There was a painful silence.
My nephew George cleared his throat noisily, a sure sign of panic.
“To be frank, sir,” began James Wildman—
“—We haven’t the slightest notion,” interrupted Jupiter Finch-Hatton. He thrust himself away from his languid pose against the oak and dusted his gloved fingers with an air of distaste. “We’d just flushed the nicest little covey of pheasant a man could wish to find. All our guns were raised; most of ’em fired. Impossible to know which dropped the feller. Oughtn’t to have been there. Trespass on a private manor. Preserves. Damned impudence, my opinion. Got his just desserts.”
“Thank you, Finch-Hatto
n. When I want your opinion I shall certainly ask for it,” my brother rejoined brusquely. “James, what was your party’s position when the last shots were fired?”
Mr. Wildman appeared relieved; this was a question he could answer. He whirled around and pointed in the direction from which I had come, but well to the right of the Lime Walk. “Quite a way off—thirty yards, I should think.”
“Forty,” corrected John Plumptre. “And the beaters were driving towards us, of course, when the pheasant went up. As Finch-Hatton says—a beautiful little covey, and we got most of them, sir. We’d no notion that any of the shot went awry until the dogs—”
“Quite,” Edward said abruptly. “And when you came up with him, was he already expired? Did he speak?”
“Not a word, sir. I knew as soon as I glimpsed his face that life was extinct.”
My brother was hardly attending to Plumptre, I thought, his gaze being fixed on the corpse and his countenance teeming with speculation. Edward had seen all that I had, and formed what I should guess were similar conclusions; but it would be best to discuss such matters in private.
“Observe the satchel,” I murmured. “How it sits off the path, near the walking stick. As tho’ both were placed, not fallen, there.”
“Have you searched his things?”
“Not yet.”
Edward assisted me to rise, then lifted Plumptre’s coat and tossed it in a careless bundle towards the young man. “Thank’ee.
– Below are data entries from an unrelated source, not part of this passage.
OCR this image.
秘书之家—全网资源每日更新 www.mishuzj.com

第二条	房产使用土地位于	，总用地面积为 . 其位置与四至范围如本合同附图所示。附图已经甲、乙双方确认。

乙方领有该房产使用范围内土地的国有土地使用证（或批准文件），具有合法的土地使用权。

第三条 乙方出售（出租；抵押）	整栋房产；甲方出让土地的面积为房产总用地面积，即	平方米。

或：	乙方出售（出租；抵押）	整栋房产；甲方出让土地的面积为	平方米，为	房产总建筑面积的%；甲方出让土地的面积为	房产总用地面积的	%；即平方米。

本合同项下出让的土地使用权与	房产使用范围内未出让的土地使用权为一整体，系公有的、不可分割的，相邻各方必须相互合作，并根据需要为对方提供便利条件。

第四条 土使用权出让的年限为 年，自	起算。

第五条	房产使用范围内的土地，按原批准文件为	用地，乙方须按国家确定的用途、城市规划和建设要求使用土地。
You’ll find, I believe, that it’s not much stained.”
Edward glanced coolly at the reddened ground, nodded once, and strode to the spot where the satchel lay.
The strap that had secured it was torn open and some of the contents had spilled out onto the ground. Edward collected these, examined them briefly, and then slipped them back into the leather sack. “A knife in a sheath,” he said, “a crudely drawn plan of the Pilgrim’s Way from Boughton Lees to Canterbury, showing our side-path to St. Lawrence Church; a flask of Blue Ruin against the rain; a heel of brown bread; and a Bible. Perhaps he was a pilgrim, after all.”